Private Investigators Geelong - Commercial Intelligence
There is a case-based body of law called Equity which is based on principles of keeping promises and behaving conscientiously. One of the rules of Equity is the Duty of Confidentiality. This is a law which says that if you are provided with information that appears to be confidential, given its nature, or given the manner in which you were provided with it, or in which you obtained it, then you should keep it confidential. This basic principle is well established and it stands alongside statutory rules in the Privacy Act 1988 and the Surveillance Devices Act 1999, overlapping with some of those provisions. However there are a number of details which are not so well established or well founded, and some are downright unhelpful to investigators acting in pursuit of justice. These are so heavily subject to conflicting judicial opinion that this area of law is very murky and uncertain. Given that some courts and legal writers have it that you do not even need to identify any harm caused by a breach of confidence, and that an action can succeed for a breach that was justifiable in all the circumstances, then for investigators of all kinds it is a minefield just waiting to blow, provided the right case comes along. The writing below comes from a two year long study of cases and extra-judicial writings and the author stands by it as arising from the most thorough work on areas of the topic relevant to investigators. While the reader should be aware that it differs significantly from much opinion on the subject, these differences are only where detailed and logical reasoning based on judicial authority demands it.
What makes information confidential?
When someone tells you to keep a secret, this is express confidentiality, but confidence can also be implied by the following rules, The general rule is that if you come by information of such a nature that commonsense says it should be confidential, then it really is confidential. The same applies if you come by it in a context which says it ought to be confidential. Confidence is implied even though the person whose confidence is protected has placed no trust in the person acquiring that knowledge. Either way you are bound by civil law to keep the secret you have discovered.
The iniquity rule creates an exception for the keeping of a confidence, based on the principle that a wrongful act ought to be reported. This erroneously is understood by many to be a singular rule, but in fact there were two entirely separate sub-headings of law.
The Gartside v Outtram Defence
The foundations of the iniquity exception were laid in the case of Gartside v Outtram in 1856. This matter concerned a series of unethical business dealings and the defendant's right to pass on information about them. The court gave clear definition to the principle that confidence cannot exist as to the revelation of an iniquity. In essence, the law is unwilling to assign rights that protect illegality and immorality. This means that if you are asked to keep a criminal conspiracy secret, you are free to report it to the police, the intended victim, or whomever may be interested. The rule also applies when confidence is only implied by the nature of the subject matter.
The Equitable Maxim of Clean Hands
In Equity law there are a range of maxims which act as guiding principles for courts. The maxim of clean hands means that you cannot rely on a rule of Equity if you have some relevant guilt in the matter. As opposed to the above, the maxim operates when the party seeking redress has committed a wrong that is unrelated to the actual information that may be protected. It may, for instance, be their conduct in protecting their rights as to the secrets they are guarding. The operation of this rule also is different in that it does not exculpate anyone, but simply disallows a court action.
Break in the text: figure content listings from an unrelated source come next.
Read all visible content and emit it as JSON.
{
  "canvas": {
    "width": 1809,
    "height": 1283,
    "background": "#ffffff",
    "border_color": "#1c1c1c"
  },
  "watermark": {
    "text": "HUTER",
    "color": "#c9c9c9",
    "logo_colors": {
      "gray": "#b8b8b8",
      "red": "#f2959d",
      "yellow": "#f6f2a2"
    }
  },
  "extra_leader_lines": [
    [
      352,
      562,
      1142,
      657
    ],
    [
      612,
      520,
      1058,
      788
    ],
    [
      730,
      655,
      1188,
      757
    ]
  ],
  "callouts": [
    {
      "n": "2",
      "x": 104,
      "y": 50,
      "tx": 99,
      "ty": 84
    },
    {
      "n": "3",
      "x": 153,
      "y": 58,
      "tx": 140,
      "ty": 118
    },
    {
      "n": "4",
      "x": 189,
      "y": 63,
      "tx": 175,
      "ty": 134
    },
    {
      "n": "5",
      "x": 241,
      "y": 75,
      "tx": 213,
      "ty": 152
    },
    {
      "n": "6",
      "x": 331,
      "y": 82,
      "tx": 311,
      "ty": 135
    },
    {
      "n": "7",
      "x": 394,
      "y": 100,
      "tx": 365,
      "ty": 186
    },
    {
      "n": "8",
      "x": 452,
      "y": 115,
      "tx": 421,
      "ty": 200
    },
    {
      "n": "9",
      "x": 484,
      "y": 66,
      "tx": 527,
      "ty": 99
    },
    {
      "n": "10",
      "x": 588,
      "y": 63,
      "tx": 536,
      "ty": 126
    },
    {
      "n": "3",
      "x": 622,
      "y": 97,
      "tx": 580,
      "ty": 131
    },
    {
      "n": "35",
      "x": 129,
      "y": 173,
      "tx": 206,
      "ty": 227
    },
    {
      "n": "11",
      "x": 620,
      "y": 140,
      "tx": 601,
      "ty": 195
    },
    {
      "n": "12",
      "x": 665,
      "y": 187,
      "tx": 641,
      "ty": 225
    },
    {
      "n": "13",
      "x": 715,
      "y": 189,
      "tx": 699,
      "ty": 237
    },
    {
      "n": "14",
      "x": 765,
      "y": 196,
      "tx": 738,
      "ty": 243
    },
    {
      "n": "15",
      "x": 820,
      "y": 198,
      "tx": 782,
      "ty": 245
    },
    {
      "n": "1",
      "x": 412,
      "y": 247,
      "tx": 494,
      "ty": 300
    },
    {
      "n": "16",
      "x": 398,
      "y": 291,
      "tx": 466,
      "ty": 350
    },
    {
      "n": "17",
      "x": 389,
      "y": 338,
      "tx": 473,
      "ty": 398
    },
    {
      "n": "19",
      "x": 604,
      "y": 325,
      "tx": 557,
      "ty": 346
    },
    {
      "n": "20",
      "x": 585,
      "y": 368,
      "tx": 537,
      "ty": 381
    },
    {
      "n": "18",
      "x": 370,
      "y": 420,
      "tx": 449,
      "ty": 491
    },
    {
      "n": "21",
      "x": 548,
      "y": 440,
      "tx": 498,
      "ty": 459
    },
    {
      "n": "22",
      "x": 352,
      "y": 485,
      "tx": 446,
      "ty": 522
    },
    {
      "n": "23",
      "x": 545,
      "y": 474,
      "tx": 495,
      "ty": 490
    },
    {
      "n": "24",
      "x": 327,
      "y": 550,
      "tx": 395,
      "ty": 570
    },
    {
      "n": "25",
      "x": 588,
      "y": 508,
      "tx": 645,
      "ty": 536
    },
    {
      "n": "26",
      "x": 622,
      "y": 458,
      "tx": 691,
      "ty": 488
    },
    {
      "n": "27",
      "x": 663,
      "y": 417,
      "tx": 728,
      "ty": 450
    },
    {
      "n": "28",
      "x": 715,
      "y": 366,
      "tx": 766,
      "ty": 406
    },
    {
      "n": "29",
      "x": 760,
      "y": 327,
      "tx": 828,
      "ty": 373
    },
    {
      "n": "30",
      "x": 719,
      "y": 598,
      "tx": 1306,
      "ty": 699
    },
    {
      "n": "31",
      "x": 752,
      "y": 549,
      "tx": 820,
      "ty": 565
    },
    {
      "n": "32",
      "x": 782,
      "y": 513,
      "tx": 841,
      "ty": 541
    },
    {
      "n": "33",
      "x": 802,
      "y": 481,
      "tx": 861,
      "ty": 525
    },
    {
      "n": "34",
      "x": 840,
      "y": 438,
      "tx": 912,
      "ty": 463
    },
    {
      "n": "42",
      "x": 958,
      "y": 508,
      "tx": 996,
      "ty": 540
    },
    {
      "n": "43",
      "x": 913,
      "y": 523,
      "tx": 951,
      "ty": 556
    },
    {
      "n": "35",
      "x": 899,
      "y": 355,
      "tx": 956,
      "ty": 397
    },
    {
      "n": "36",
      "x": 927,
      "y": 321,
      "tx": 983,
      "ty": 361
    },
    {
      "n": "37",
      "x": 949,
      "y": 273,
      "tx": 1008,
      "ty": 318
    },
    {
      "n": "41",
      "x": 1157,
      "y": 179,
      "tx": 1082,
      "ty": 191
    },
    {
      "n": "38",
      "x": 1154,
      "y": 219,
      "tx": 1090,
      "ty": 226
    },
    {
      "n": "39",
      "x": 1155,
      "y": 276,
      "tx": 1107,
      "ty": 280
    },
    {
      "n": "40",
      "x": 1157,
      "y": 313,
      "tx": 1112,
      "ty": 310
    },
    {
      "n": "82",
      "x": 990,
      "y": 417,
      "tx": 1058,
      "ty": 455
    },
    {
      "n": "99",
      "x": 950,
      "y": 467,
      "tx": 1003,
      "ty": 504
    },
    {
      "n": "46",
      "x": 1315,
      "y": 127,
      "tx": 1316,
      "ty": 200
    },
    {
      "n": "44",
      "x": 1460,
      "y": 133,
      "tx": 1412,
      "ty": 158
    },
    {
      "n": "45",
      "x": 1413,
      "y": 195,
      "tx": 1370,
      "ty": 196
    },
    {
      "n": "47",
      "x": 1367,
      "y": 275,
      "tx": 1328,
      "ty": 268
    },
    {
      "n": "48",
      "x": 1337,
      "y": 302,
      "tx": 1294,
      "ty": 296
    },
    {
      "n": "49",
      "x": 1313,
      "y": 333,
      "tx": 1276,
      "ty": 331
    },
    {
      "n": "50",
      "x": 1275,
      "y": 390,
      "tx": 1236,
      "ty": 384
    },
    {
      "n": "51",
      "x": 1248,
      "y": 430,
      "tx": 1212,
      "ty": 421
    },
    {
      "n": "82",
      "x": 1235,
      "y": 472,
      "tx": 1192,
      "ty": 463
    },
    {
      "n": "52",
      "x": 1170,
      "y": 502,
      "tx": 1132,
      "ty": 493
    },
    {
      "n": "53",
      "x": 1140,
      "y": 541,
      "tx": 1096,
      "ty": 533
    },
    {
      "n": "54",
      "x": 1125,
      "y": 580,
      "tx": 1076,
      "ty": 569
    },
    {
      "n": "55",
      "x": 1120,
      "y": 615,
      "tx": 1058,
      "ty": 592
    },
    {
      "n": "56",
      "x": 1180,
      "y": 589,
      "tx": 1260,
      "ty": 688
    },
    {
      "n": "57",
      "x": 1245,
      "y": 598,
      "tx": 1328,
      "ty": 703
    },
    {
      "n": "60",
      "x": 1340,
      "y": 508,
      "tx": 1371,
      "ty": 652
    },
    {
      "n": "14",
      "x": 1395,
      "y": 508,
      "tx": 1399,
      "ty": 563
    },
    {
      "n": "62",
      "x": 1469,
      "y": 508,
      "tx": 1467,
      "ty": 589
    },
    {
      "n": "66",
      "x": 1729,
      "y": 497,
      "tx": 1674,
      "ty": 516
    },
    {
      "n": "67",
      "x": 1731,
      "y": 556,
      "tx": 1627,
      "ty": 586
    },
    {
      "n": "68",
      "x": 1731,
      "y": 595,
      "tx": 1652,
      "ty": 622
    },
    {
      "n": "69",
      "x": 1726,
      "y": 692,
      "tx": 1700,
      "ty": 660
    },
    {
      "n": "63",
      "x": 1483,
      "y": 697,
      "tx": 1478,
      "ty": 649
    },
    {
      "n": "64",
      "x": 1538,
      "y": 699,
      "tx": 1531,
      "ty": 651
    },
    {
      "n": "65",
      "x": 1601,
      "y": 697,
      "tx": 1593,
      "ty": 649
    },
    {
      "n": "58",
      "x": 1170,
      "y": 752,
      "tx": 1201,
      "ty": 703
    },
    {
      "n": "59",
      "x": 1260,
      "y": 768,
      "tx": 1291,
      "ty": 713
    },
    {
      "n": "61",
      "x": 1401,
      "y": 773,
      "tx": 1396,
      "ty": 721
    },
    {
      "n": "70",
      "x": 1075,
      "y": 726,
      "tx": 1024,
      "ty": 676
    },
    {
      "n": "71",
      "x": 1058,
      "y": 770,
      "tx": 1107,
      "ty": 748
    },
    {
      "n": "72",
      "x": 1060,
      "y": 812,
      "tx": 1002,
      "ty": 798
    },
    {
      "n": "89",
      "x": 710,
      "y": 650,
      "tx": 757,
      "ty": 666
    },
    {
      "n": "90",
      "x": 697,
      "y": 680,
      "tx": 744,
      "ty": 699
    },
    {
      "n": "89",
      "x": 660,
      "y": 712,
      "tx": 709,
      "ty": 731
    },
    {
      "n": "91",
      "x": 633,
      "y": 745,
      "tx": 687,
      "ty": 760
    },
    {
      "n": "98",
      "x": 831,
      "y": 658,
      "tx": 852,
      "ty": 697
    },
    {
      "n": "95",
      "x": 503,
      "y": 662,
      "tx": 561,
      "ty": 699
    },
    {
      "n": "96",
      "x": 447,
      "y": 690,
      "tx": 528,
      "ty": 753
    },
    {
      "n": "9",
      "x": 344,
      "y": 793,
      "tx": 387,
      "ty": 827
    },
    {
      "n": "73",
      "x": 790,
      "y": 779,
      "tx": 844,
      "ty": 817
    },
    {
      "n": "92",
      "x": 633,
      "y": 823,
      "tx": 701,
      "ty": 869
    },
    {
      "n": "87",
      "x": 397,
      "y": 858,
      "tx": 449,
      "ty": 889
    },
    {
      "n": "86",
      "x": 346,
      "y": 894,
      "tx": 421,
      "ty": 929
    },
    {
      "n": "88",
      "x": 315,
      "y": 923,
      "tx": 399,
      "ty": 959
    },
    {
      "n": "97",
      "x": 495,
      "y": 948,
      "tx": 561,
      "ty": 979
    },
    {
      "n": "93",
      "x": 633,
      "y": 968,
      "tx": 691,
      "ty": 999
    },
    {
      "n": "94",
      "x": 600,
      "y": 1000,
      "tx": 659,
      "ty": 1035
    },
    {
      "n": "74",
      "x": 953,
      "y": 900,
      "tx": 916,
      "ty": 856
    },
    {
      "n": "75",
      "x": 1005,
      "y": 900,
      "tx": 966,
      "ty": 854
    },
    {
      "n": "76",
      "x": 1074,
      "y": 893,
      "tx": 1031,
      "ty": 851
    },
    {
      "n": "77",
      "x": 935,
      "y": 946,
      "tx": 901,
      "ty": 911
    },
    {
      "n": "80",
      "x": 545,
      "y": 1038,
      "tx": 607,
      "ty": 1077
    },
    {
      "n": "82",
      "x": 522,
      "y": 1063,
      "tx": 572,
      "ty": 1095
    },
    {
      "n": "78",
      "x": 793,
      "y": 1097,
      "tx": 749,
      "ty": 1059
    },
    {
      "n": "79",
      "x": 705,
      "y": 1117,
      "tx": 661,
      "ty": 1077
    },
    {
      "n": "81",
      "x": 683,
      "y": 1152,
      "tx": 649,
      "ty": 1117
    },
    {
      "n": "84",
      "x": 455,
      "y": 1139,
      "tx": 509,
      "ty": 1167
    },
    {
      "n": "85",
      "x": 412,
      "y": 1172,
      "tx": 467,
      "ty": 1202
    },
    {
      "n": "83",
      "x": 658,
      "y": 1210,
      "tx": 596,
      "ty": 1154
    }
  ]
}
Is There a Detriment Rule?
It was once regarded as part of the Equitable duty of confidentiality that there had to be some form of detriment in the breach of confidence for the plaintiff to have a case at all. You could not sue for a breach per se, but only if there was something likely to go wrong because of the breach. It is law in the United Kingdom, and was adopted by the High Court in Commonwealth v Fairfax. Notwithstanding this subsequent appeal decisions have discarded it in ignorance of the High Court and it appears accepted by a lot of lawyers that there is no detriment rule in Australia. Other more recent decisions, however, support the continued existence of a detriment rule.